Common Seasoning Mistakes and How to Avoid Them

Most problems with carbon steel seasoning trace back to a small number of recurring errors. Here are the ones that trip people up most often:

  • Using too much oil: The most common mistake by far. Results in sticky, gummy, or patchy seasoning. Rule of thumb: apply oil, then wipe almost all of it back off.
  • Not drying the pan completely before seasoning: Any residual moisture prevents proper oil bonding. Always follow the stovetop heat-dry step before applying oil.
  • Seasoning at too low a temperature: Below 400°F, most oils don't polymerize fully. They just coat the surface in a layer that wipes away or turns sticky. Use 450°F minimum.
  • Skipping multiple rounds: One oven round doesn't build enough of a base layer. The first round lays a foundation; subsequent rounds build actual protection. Do at least 3–4 initial rounds.
  • Cooking acidic food too early: Tomatoes, citrus, and wine attack immature seasoning. Many people cook something acidic in their first week and then wonder why the seasoning is gone.
  • Storing the pan while damp or storing it in a humid environment: A well-sealed seasoning tolerates occasional moisture, but a freshly seasoned pan left in a damp cabinet or stored with a lid on can develop surface rust. Store with the lid off or a paper towel placed inside to absorb moisture.
  • Running cold water over a very hot pan: Warps the steel. Let the pan cool before any contact with water.
  • Giving up too early: A new carbon steel pan that sticks or looks uneven after the first few cooks is normal. The seasoning isn't fully established yet. Persistence and fatty cooking sessions solve most early issues within a few weeks.

Using Made In Carbon Steel Pans on Different Cooktops

Made In carbon steel pans and pots are compatible with all cooktops — gas, electric coil, glass-ceramic, and induction. However, each surface has a slight nuance in how it affects seasoning development:

  • Gas: The most forgiving. Direct flame heats quickly and unevenly across the bottom, which initially creates uneven patina distribution but evens out with use.
  • Electric coil: Slower to heat, but works well. Be careful about overheating — the coils can get very hot and heat carbon steel unevenly, potentially causing warping if done repeatedly.
  • Glass-ceramic/induction: Works well with Made In's carbon steel (the pans are fully induction-compatible). Heat up gradually rather than throwing the pan on high immediately — the rapid and concentrated heat at the center can warp thinner pans, though Made In's 3mm gauge handles it better than lighter-gauge pots and pans.
  • Oven and broiler: Made In carbon steel handles oven temperatures up to 1200°F, making them excellent for searing then finishing in the oven — a technique that adds substantially to the seasoning.

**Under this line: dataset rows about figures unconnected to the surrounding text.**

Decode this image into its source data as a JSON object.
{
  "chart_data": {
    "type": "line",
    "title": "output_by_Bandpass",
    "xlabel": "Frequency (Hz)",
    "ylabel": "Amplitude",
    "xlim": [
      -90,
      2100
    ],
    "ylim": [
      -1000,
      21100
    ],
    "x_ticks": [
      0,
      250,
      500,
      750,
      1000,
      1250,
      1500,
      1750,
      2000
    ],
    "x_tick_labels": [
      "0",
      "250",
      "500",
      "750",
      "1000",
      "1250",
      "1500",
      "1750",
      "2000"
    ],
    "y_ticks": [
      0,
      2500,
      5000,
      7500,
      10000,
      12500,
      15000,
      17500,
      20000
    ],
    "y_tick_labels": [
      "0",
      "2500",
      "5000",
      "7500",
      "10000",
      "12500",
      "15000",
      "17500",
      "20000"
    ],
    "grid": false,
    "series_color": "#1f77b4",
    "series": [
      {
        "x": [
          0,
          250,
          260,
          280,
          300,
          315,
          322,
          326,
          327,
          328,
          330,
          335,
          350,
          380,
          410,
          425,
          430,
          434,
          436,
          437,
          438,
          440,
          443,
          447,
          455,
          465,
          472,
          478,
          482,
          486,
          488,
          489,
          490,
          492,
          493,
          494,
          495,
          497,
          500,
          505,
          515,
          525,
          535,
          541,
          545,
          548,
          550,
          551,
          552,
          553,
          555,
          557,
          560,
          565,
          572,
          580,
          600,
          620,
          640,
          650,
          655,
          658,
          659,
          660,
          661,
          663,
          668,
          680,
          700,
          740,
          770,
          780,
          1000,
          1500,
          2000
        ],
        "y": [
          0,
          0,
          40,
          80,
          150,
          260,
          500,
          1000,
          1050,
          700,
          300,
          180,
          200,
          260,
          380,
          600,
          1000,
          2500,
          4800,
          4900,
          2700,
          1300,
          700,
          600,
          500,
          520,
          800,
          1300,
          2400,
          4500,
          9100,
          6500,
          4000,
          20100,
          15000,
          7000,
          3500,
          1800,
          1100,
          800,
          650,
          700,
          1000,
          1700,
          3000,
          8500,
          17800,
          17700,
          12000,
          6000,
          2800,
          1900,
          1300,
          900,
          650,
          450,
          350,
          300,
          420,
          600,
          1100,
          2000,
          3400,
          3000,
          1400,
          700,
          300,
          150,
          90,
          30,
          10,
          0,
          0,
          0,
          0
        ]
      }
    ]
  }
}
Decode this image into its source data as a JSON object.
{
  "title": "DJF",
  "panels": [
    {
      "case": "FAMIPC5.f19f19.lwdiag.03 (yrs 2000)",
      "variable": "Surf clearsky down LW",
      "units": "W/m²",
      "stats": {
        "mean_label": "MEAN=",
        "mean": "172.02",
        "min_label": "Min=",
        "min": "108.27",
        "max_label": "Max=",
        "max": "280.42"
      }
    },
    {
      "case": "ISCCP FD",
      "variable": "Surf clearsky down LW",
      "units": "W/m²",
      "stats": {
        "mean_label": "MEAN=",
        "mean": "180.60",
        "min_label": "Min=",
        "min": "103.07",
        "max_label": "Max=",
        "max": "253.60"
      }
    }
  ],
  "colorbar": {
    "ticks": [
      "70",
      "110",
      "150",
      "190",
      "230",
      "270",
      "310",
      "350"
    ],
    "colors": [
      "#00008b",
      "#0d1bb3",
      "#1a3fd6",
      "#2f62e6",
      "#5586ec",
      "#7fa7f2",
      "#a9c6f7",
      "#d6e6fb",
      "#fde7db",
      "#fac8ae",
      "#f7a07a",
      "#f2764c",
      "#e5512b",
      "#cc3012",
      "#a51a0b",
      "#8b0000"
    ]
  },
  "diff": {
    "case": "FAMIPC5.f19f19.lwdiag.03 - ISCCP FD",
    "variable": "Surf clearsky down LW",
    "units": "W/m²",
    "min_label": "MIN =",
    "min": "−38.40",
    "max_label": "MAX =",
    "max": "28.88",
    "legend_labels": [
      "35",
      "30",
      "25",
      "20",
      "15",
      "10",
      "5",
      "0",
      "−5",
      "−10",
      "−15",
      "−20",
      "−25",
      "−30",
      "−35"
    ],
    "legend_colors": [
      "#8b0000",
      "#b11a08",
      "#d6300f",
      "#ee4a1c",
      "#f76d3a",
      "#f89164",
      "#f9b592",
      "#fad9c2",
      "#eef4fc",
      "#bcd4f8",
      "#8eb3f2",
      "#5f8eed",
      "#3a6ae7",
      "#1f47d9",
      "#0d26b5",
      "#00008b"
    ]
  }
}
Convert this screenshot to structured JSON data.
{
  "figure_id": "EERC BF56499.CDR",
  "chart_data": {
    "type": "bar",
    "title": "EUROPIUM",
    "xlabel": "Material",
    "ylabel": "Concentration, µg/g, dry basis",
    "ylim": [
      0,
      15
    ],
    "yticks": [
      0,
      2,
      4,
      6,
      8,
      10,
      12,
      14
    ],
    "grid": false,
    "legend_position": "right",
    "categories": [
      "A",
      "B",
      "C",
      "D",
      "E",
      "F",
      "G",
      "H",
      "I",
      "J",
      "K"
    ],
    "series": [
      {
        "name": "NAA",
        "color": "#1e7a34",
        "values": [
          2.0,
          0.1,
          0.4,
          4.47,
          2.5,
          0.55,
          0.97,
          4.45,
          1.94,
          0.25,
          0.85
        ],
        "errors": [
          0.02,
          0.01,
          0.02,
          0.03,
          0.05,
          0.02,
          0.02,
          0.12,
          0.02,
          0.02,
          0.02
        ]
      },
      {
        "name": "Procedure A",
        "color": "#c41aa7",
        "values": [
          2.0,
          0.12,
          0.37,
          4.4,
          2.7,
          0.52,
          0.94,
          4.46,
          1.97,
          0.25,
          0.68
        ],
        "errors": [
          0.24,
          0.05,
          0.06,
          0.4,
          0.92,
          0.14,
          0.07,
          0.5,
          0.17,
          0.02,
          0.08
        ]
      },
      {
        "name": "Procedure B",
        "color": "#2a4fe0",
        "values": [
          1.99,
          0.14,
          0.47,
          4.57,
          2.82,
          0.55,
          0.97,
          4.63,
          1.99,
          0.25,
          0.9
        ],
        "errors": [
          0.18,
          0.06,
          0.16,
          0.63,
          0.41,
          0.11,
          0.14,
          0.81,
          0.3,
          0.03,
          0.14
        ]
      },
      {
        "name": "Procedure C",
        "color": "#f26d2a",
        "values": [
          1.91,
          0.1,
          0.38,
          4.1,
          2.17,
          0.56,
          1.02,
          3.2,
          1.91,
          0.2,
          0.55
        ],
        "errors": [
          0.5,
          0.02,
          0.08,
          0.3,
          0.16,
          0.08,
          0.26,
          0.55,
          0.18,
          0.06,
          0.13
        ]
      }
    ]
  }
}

How Long Does It Take to Fully Season a Carbon Steel Pan?

This question gets different answers depending on what "fully seasoned" means. Here's a realistic timeline for Made In carbon steel pans used regularly:

  • After initial seasoning (day 1): The pan has a basic layer that prevents rust and provides minimal non-stick properties. Fatty foods cook well; eggs and fish will still stick.
  • After 2–4 weeks of regular cooking: The patina has deepened to a dark brown in frequently used areas. Non-stick performance has improved noticeably. The pan is starting to develop personality.
  • After 2–3 months of regular cooking: A pan cooked on nearly daily with fatty proteins reaches a dark, fairly even patina. Eggs can be cooked with a small amount of butter or oil. Most acidic foods can now be cooked without stripping seasoning.
  • After 6+ months to 1 year: A well-used carbon steel pan reaches peak performance. The surface is black, slick, and essentially non-stick. At this stage, the pan is arguably the best cooking surface you can own for high-heat searing.

The variable is how often you cook and what you cook. Someone who fries bacon twice a week will have a better-seasoned pan in one month than someone who cooks steamed vegetables once a week for a year. The seasoning responds to fat and heat — give it those things regularly and it develops quickly.